Einige möchte ich hier aufzeigen:

  1. Wir (viele Menschen) schöpfen unseren Selbstwert sehr oft aus unserer Leistung und direkten Rückmeldungen anderer Menschen. Sind wir nicht oder wenig erfolgreich oder kriegen wir kein oder zu wenig Feedback leiden wir. Es ist daher umso wichtiger, dass wir unseren Wert unabhängig von Erfolg und Leistung kennen! Jeder Mensch ist so wie er ist wertvoll!
  2. Mit sich selber zufrieden und stolz zu sein, unabhängig von Leistung (Arbeit, Erfolg) gelingt vielen Erwachsenen unserer Zeit eher schlecht.
  3. Wir können daran „arbeiten“ (auch das ist Arbeit! Aber eine innerliche, selbstbezogene Arbeit) sich selber anzunehmen und stolz auf sich selber zu sein.
  4. Auch wenn man es selber (zunächst) nicht glauben kann, es ändert sich bereits etwas, wenn man es immer wieder (z.B. als inneres Mantra jeden Abend im Bett) ausspricht und daran denkt. Auch das Aufschreiben von schönen Erlebnissen und persönlichen Erfolgen macht stolz und glücklich.

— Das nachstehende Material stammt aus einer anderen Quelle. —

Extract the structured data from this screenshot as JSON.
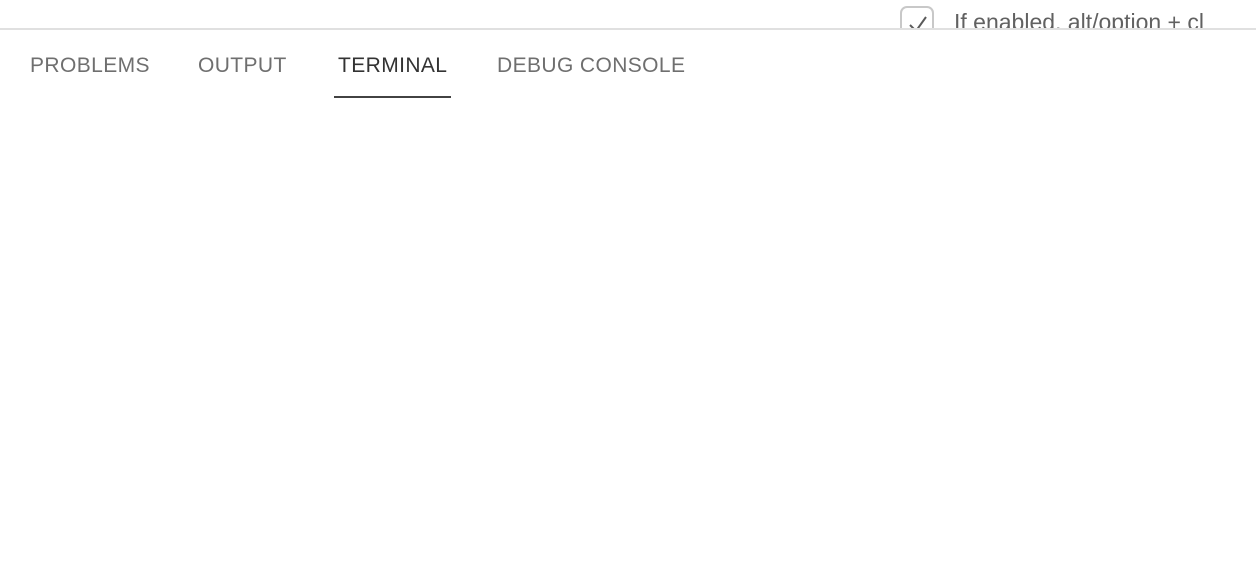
{
  "settings_row": {
    "checkbox_checked": true,
    "description": "If enabled, alt/option + cl"
  },
  "panel": {
    "tabs": [
      {
        "label": "PROBLEMS",
        "active": false
      },
      {
        "label": "OUTPUT",
        "active": false
      },
      {
        "label": "TERMINAL",
        "active": true
      },
      {
        "label": "DEBUG CONSOLE",
        "active": false
      }
    ]
  },
  "colors": {
    "active_tab_text": "#333333",
    "inactive_tab_text": "#6f6f6f",
    "active_underline": "#424242",
    "border": "#e0e0e0"
  }
}
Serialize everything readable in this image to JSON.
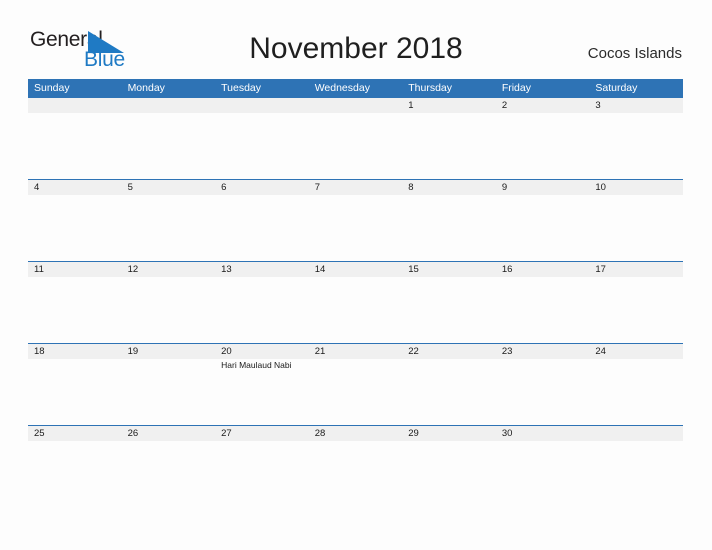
{
  "brand": {
    "name_part1": "General",
    "name_part2": "Blue",
    "accent_color": "#1f7ac4",
    "flag_icon": "blue-flag-triangle-icon"
  },
  "header": {
    "title": "November 2018",
    "region": "Cocos Islands"
  },
  "theme": {
    "header_blue": "#2e73b5",
    "date_band_gray": "#f0f0f0",
    "page_background": "#fdfdfd",
    "text_color": "#1a1a1a"
  },
  "calendar": {
    "month": "November",
    "year": "2018",
    "weekday_headers": [
      "Sunday",
      "Monday",
      "Tuesday",
      "Wednesday",
      "Thursday",
      "Friday",
      "Saturday"
    ],
    "weeks": [
      {
        "days": [
          {
            "date": "",
            "event": ""
          },
          {
            "date": "",
            "event": ""
          },
          {
            "date": "",
            "event": ""
          },
          {
            "date": "",
            "event": ""
          },
          {
            "date": "1",
            "event": ""
          },
          {
            "date": "2",
            "event": ""
          },
          {
            "date": "3",
            "event": ""
          }
        ]
      },
      {
        "days": [
          {
            "date": "4",
            "event": ""
          },
          {
            "date": "5",
            "event": ""
          },
          {
            "date": "6",
            "event": ""
          },
          {
            "date": "7",
            "event": ""
          },
          {
            "date": "8",
            "event": ""
          },
          {
            "date": "9",
            "event": ""
          },
          {
            "date": "10",
            "event": ""
          }
        ]
      },
      {
        "days": [
          {
            "date": "11",
            "event": ""
          },
          {
            "date": "12",
            "event": ""
          },
          {
            "date": "13",
            "event": ""
          },
          {
            "date": "14",
            "event": ""
          },
          {
            "date": "15",
            "event": ""
          },
          {
            "date": "16",
            "event": ""
          },
          {
            "date": "17",
            "event": ""
          }
        ]
      },
      {
        "days": [
          {
            "date": "18",
            "event": ""
          },
          {
            "date": "19",
            "event": ""
          },
          {
            "date": "20",
            "event": "Hari Maulaud Nabi"
          },
          {
            "date": "21",
            "event": ""
          },
          {
            "date": "22",
            "event": ""
          },
          {
            "date": "23",
            "event": ""
          },
          {
            "date": "24",
            "event": ""
          }
        ]
      },
      {
        "days": [
          {
            "date": "25",
            "event": ""
          },
          {
            "date": "26",
            "event": ""
          },
          {
            "date": "27",
            "event": ""
          },
          {
            "date": "28",
            "event": ""
          },
          {
            "date": "29",
            "event": ""
          },
          {
            "date": "30",
            "event": ""
          },
          {
            "date": "",
            "event": ""
          }
        ]
      }
    ]
  }
}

Die Kraft der Positiven Psychologie ist im Buch „Flourish – Wie Menschen aufblühen: Die Positive Psychologie des gelingenden Lebens*“ von Martin Seligman gut beschrieben.
  5. Wenn man hartnäckig daran arbeitet, gegen selbstkritische Stimmen ankämpft und all das positive an sich selber hervorhebt, wird sich etwas ändern.
  6. Das Lebensgefühl ist bedeutend besser.
  7. Und: Man kann sich auch dann selber lieben, wenn man als Kind kaum je positive oder bedingungslose Wertschätzung (C. Rogers) bekommen hat. Hilfreich kann sein, wenn man als erwachsene Person zuerst das eigene innere Kind (Bedürfnis nach Zuwendung) in sich annimmt und lieb gewinnt. Oder wenn man die Liebe von anderen Menschen erfährt und weiss, dass man darauf vertrauen darf.

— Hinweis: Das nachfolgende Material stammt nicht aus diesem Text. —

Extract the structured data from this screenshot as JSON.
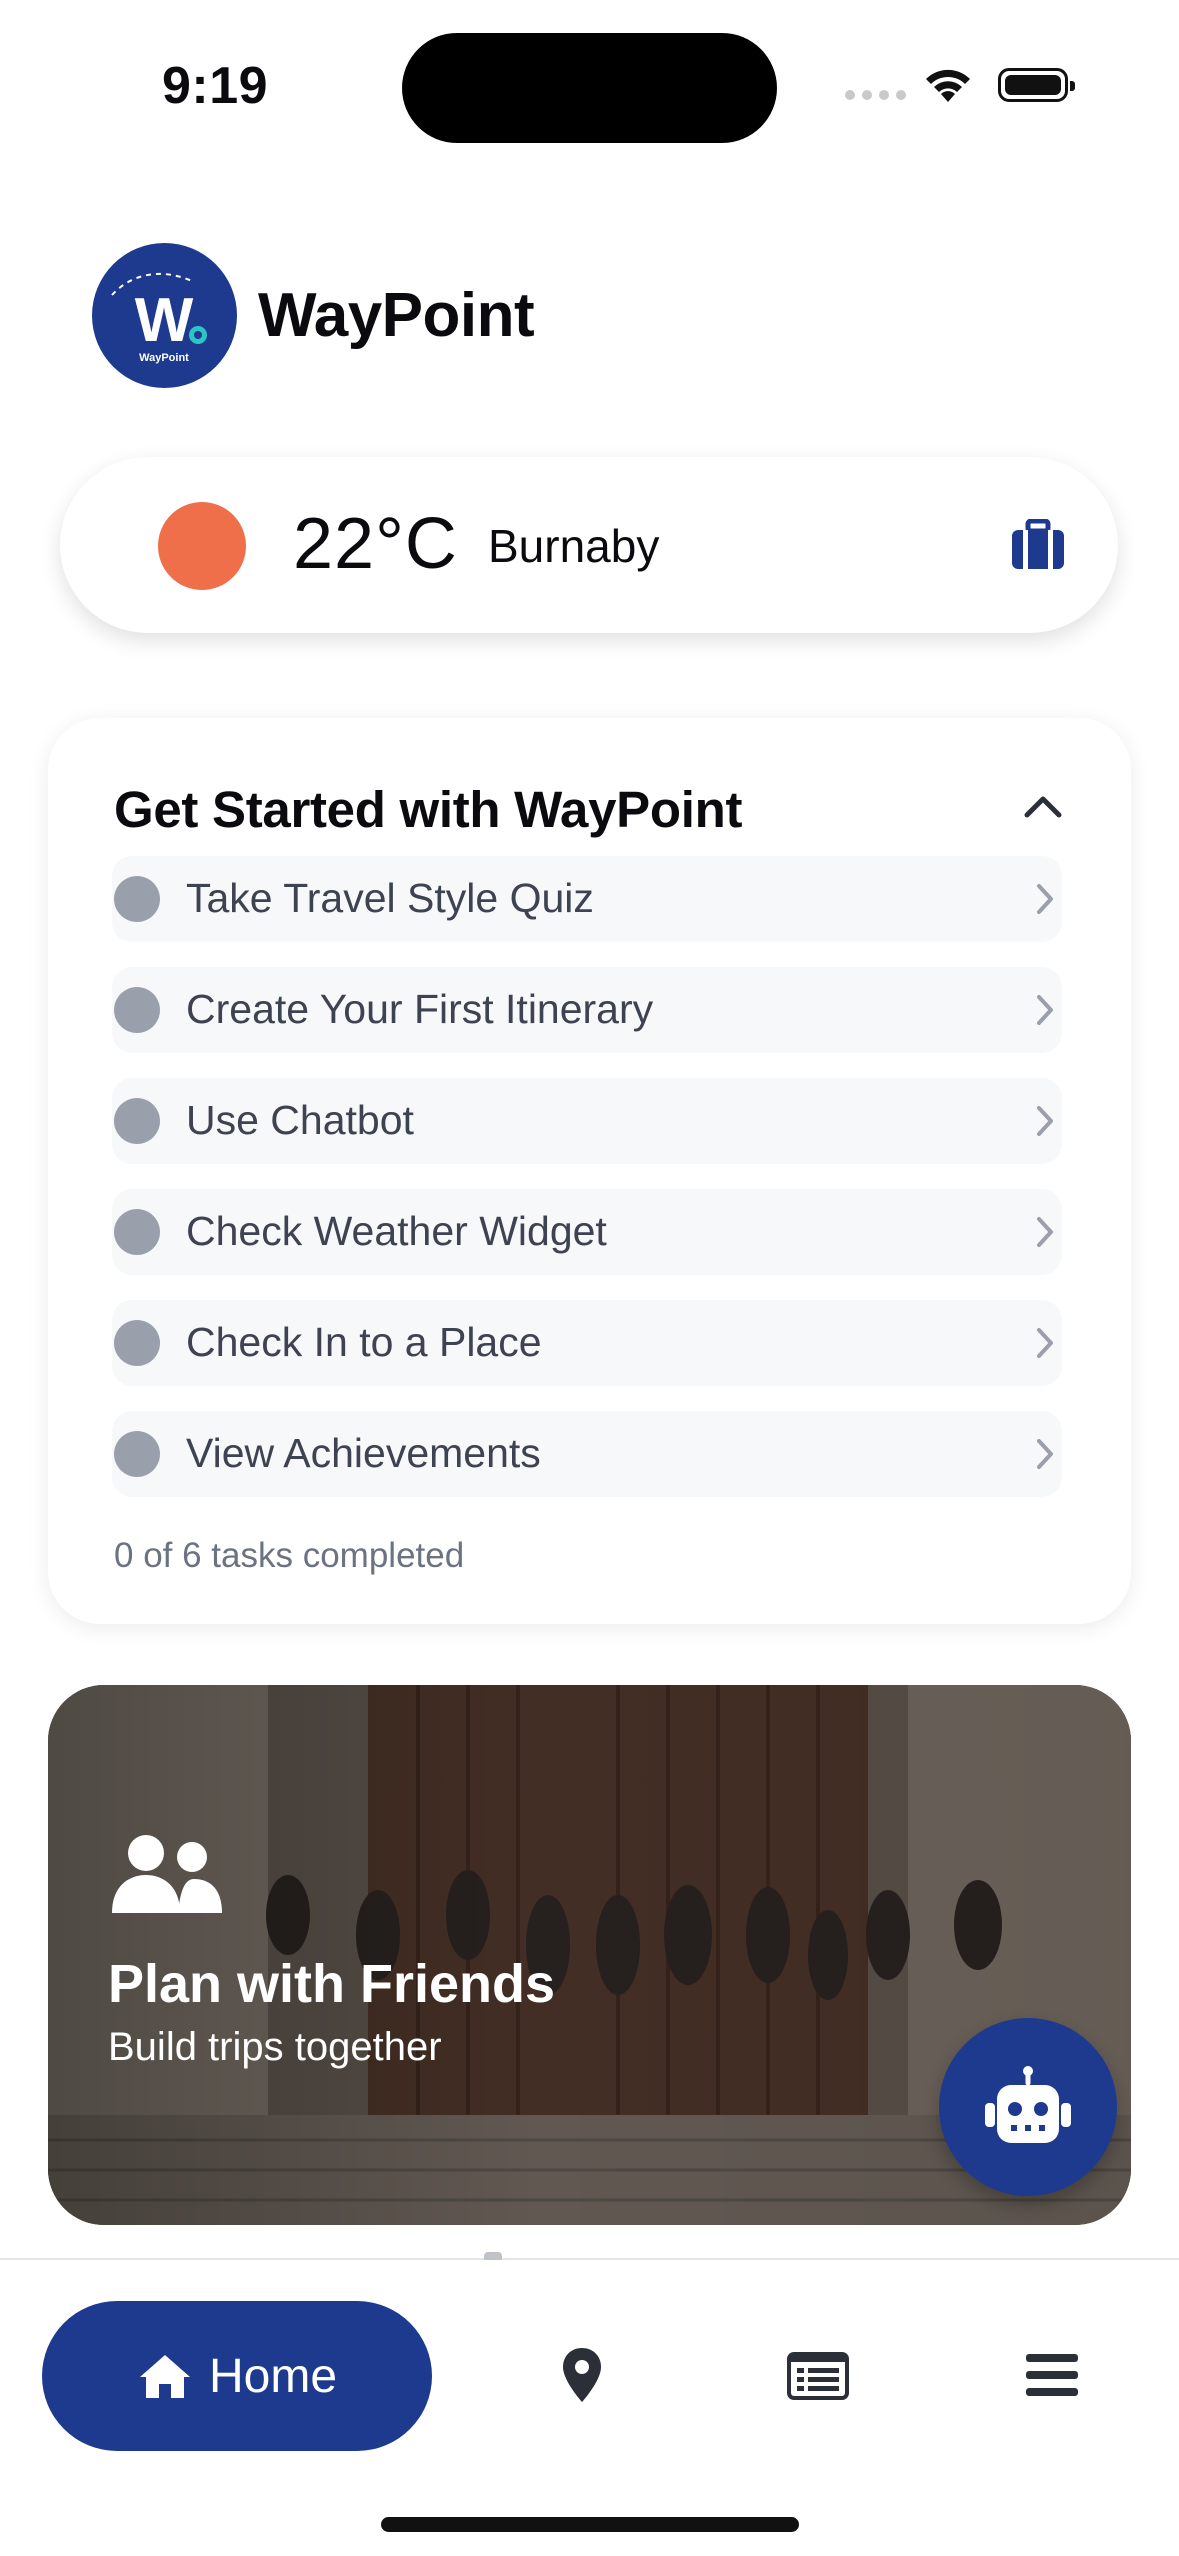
{
  "status_bar": {
    "time": "9:19"
  },
  "header": {
    "app_title": "WayPoint",
    "logo_text": "W",
    "logo_subtext": "WayPoint"
  },
  "weather": {
    "temperature": "22°C",
    "city": "Burnaby"
  },
  "get_started": {
    "title": "Get Started with WayPoint",
    "tasks": [
      {
        "label": "Take Travel Style Quiz"
      },
      {
        "label": "Create Your First Itinerary"
      },
      {
        "label": "Use Chatbot"
      },
      {
        "label": "Check Weather Widget"
      },
      {
        "label": "Check In to a Place"
      },
      {
        "label": "View Achievements"
      }
    ],
    "progress_text": "0 of 6 tasks completed",
    "completed": 0,
    "total": 6
  },
  "banner": {
    "title": "Plan with Friends",
    "subtitle": "Build trips together"
  },
  "tab_bar": {
    "home_label": "Home"
  },
  "colors": {
    "brand": "#1d3a8f",
    "sun": "#ef6f4a",
    "task_dot": "#9aa0ab"
  }
}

Wie lernt man sich selbst zu lieben?

Heute, als Mutter wird mir die Bedeutung dieser Worte bewusster denn je. Einerseits weil ich mir nichts mehr wünsche, als dass sich meine eigenen Kinder toll finden und sich selber annehmen können.

Andererseits weil ich mir auch meiner Vorbildhaltung sehr bewusst bin. Man kann nicht Wein predigen und Wasser trinken (wenn ich mir erlauben darf eine weitere biblische Redewendung anzufügen).